Since it concerns just a handful tests, I'll go and review them all.
I did some refactoring regarding the logging initialization, to enable injection of logfiles instead of doing this implicitly. But unfortunately, this did not handle all 8 additional failures. Funny fact, that these tests are green when run isolated in VSCode, but not if running the complete testsuite. Especially the test_log and the test_logging modules are tricky to decompose. Anyway IMHO this is a step in the proper direction.

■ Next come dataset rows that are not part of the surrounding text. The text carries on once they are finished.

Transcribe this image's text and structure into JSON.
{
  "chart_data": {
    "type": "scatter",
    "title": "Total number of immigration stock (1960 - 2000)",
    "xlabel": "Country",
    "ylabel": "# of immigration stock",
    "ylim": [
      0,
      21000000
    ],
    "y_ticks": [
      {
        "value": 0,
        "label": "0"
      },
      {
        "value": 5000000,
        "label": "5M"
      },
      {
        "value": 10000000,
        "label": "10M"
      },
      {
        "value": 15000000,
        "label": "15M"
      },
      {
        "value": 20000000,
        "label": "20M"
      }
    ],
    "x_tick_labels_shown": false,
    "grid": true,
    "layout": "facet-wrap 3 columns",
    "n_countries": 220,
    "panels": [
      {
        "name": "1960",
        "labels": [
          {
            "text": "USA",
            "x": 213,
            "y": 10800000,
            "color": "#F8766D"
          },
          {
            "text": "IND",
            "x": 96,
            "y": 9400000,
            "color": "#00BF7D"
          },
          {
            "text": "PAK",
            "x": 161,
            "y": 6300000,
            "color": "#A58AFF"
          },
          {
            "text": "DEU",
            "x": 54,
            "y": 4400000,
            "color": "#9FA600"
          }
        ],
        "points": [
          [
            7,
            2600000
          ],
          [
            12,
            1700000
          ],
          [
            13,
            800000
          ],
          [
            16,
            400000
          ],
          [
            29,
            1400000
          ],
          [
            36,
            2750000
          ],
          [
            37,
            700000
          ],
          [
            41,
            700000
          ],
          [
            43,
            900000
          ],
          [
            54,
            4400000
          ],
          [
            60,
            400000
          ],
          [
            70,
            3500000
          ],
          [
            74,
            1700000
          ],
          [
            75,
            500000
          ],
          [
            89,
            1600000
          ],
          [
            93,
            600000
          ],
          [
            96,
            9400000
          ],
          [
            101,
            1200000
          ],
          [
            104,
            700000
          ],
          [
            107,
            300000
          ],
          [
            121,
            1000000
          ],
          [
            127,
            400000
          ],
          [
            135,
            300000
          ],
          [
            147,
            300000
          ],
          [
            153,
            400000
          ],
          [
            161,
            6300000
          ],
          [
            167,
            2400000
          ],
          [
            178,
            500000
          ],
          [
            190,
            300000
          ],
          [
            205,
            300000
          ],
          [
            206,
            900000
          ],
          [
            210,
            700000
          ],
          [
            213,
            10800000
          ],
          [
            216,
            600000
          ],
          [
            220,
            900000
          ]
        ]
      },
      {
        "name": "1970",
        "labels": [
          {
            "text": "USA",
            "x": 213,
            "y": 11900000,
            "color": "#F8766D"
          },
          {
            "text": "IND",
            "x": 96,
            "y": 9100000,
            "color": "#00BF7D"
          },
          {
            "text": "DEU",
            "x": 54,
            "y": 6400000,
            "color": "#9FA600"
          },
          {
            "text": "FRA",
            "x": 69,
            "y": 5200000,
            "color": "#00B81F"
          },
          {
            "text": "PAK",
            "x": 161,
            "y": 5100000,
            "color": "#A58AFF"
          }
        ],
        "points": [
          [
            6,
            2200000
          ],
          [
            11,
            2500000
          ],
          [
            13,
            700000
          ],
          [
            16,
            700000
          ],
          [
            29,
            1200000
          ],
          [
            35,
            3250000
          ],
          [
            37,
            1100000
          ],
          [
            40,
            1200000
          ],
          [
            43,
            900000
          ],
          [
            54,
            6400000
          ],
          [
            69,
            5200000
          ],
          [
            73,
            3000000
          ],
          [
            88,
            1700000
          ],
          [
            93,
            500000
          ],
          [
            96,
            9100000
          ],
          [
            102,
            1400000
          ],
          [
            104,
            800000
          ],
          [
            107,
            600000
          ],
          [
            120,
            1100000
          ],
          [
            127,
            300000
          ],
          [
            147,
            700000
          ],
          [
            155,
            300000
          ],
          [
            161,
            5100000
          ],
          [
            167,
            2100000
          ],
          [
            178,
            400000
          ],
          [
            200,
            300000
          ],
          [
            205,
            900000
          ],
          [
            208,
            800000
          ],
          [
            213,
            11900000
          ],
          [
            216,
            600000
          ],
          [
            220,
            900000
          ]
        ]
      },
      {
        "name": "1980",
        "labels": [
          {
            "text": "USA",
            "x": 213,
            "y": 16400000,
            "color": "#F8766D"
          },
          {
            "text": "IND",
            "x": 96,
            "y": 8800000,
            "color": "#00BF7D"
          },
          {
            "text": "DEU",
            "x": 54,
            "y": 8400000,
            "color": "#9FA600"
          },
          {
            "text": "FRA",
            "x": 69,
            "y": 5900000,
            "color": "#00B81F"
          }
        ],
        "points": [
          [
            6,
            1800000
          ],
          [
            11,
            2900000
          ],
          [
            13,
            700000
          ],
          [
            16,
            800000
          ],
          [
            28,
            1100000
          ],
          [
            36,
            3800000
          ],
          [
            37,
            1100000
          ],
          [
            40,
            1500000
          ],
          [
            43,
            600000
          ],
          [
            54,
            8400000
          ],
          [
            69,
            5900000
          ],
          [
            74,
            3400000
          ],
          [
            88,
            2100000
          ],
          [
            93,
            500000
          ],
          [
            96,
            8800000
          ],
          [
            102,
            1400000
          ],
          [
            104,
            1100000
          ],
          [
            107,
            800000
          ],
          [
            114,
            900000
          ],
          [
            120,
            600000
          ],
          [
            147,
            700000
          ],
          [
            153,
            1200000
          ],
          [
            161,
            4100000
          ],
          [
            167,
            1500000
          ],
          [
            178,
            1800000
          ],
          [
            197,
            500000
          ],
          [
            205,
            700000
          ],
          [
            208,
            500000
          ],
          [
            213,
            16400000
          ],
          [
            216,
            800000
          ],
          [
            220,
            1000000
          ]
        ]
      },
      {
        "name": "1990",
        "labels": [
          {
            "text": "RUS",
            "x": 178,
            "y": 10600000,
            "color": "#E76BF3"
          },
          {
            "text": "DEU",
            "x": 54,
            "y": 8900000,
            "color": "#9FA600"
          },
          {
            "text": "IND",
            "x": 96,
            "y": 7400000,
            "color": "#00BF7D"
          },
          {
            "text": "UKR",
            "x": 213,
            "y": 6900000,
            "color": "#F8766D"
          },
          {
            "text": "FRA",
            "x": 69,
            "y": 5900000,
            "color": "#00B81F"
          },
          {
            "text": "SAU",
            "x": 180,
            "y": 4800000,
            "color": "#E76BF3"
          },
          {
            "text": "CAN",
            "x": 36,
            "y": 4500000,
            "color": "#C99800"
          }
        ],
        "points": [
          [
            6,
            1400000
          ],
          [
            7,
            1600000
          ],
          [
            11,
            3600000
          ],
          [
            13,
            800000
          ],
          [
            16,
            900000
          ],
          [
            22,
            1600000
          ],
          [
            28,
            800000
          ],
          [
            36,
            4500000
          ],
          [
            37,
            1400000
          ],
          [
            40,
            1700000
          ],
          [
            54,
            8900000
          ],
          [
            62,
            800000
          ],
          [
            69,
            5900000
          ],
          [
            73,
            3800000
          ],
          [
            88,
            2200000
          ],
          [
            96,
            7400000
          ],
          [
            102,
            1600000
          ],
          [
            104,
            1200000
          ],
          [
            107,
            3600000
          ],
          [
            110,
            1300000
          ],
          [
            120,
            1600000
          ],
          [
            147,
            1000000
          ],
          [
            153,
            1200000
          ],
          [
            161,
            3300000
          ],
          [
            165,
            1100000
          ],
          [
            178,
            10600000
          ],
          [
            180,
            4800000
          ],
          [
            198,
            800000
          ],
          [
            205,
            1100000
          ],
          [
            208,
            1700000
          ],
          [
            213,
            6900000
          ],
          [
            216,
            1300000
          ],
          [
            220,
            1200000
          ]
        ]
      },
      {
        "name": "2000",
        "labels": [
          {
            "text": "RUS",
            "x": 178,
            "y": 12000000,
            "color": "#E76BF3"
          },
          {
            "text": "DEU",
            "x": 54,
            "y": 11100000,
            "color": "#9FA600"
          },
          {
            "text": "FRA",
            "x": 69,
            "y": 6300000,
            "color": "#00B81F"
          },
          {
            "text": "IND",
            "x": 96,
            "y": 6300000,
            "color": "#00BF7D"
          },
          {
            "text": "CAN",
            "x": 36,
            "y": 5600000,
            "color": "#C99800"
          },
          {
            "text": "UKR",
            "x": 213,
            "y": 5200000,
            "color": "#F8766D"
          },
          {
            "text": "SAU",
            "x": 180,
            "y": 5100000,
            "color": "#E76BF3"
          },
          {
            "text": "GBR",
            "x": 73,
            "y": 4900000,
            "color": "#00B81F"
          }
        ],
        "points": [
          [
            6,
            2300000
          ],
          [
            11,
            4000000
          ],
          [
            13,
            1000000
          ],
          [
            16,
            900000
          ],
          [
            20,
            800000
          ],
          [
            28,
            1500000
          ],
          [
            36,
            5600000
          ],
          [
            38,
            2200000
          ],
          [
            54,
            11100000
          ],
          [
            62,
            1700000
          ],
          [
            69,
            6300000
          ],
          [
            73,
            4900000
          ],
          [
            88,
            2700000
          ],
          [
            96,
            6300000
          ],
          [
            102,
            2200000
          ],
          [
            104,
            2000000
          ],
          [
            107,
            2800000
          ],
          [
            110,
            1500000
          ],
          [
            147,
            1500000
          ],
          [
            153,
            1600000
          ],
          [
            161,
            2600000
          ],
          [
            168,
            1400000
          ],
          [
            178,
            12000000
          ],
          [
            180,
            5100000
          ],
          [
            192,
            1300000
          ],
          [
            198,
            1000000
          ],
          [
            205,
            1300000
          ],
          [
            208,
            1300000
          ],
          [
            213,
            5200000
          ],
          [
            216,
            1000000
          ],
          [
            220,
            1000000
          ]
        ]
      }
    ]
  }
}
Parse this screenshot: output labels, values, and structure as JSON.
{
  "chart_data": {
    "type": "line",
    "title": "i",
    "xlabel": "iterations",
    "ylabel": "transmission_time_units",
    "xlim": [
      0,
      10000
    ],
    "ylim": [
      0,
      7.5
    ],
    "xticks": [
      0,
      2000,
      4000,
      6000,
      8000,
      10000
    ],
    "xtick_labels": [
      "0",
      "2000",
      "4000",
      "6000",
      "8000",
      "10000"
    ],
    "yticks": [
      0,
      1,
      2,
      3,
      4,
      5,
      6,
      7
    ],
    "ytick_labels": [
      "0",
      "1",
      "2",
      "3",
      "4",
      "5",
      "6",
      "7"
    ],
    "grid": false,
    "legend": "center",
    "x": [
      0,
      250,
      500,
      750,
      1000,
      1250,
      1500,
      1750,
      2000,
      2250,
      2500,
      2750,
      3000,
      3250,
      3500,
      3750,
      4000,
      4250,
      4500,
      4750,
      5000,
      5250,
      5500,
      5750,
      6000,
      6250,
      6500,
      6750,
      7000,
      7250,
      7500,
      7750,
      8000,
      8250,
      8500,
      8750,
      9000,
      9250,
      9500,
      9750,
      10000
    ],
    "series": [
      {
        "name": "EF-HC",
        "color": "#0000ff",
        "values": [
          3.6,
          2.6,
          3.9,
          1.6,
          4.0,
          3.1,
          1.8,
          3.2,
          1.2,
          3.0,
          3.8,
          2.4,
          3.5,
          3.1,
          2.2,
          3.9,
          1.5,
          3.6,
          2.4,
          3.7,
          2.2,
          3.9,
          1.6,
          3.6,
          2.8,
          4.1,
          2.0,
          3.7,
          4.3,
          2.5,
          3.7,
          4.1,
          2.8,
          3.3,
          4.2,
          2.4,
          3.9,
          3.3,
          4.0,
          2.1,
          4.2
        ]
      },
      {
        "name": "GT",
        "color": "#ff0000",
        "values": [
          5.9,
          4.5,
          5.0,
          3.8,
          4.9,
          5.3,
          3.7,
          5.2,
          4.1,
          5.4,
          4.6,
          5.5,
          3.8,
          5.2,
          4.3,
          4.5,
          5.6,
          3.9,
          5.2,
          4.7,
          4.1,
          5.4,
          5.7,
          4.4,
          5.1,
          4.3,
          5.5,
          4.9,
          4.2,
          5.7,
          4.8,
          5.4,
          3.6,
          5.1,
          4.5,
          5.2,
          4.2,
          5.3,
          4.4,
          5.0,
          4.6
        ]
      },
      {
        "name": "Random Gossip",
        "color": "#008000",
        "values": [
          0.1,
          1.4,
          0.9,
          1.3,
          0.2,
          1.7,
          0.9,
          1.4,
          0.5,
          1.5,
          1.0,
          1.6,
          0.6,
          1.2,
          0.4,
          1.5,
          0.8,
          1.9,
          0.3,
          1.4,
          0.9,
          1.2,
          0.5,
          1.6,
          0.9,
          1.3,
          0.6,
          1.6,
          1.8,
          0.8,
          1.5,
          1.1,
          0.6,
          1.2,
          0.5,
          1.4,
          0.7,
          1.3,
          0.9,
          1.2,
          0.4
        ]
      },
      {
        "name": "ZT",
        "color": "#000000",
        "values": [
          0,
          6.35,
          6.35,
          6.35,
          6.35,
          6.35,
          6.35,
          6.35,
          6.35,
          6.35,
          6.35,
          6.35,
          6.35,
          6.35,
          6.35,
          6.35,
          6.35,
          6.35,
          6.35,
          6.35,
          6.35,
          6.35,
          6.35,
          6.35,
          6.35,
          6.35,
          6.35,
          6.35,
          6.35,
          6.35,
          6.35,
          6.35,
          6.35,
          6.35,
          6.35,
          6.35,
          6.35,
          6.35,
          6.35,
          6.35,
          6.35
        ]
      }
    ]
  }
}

What should be really taken into account: I'd like to see some more conceptual movement from ocrd-stuff to be more like a library, with some notable exceptions (say, the workspace module). I'd like to think in terms of library functionalities with meaningful results or clear exception-handling. Actually there are loggers even on method level (IMHO really overkill) and no dedicated custom exception (like OcrdException), which could be handled by a client application.
(Personally I'm pointing to the oai-record-loading things - I'm aware that I'm responsible for this mess, but his must be redone in a proper way. Actually it only logs a warning(!!) if the XML can't be parsed, but the response gets written anyway to disc. But that's a different story.)
@kba :
Actual 2 test cases fail from test_workspace, but this module is addressed with https://github.com/OCR-D/core/pull/779 therefore I'd suggest to first apply this one and I will afterwards review this module again before we end in a hard to manage merge situation.
Oh no, I've just learned that there are two modules named test_workspace, and the one addressed in https://github.com/OCR-D/core/pull/779 is not the one I've mentioned before.
@bertsky @kba Would it be okay to you if I do pytest refactorings of test/cli/test_workspace within the scope of this PR?
@kba Would it be okay to you if I do pytest refactorings of test/cli/test_workspace within the scope of this PR?
Sure, thank you
Oh no, I've just learned that there are two modules named
test_workspace,
I also sometimes stumbling about those same basenames or that some tests are in subdirectories and some are not. Maybe a flat hierarchy would make it less confusing for developers, e.g. tests/cli/test_workspace.py -> tests/test_cli_workspace.py`?
Actually, I was not capable to re-implement some tests with pytest, therefore I left altogether 4 testcases within their prev test setups. Even two of them would fail if a logging configuration is present in USER_HOME, so I marked them to be skipped. I've cut the logging parts off test_add_nonexisting_file and test_init_with_mets_basename_and_not_mets_deprecated . How to deal properly with the OCR-D logging issues - I still don't know. Personally, I decrease logging in my apps as far as possible an/or use a dedicated Logger-Object that encapsulates all logging-related stuff.
@kba Renaming the test suite sounds reasonable though. I would even propose to move all test cases that inspect any sort of output to a dedicated test suites for logging and stdout/stderr.
The logging has since been changed significantly. But having a logging configuration still interferes with the tests in two places. I'm fixing that and will also add a config option/environment variable OCRD_LOG_BUILTIN_ONLY that globally disables picking up any ocrd_logging.conf. Then I'll cherry-pick your unitttest-to-pytest conversions and close.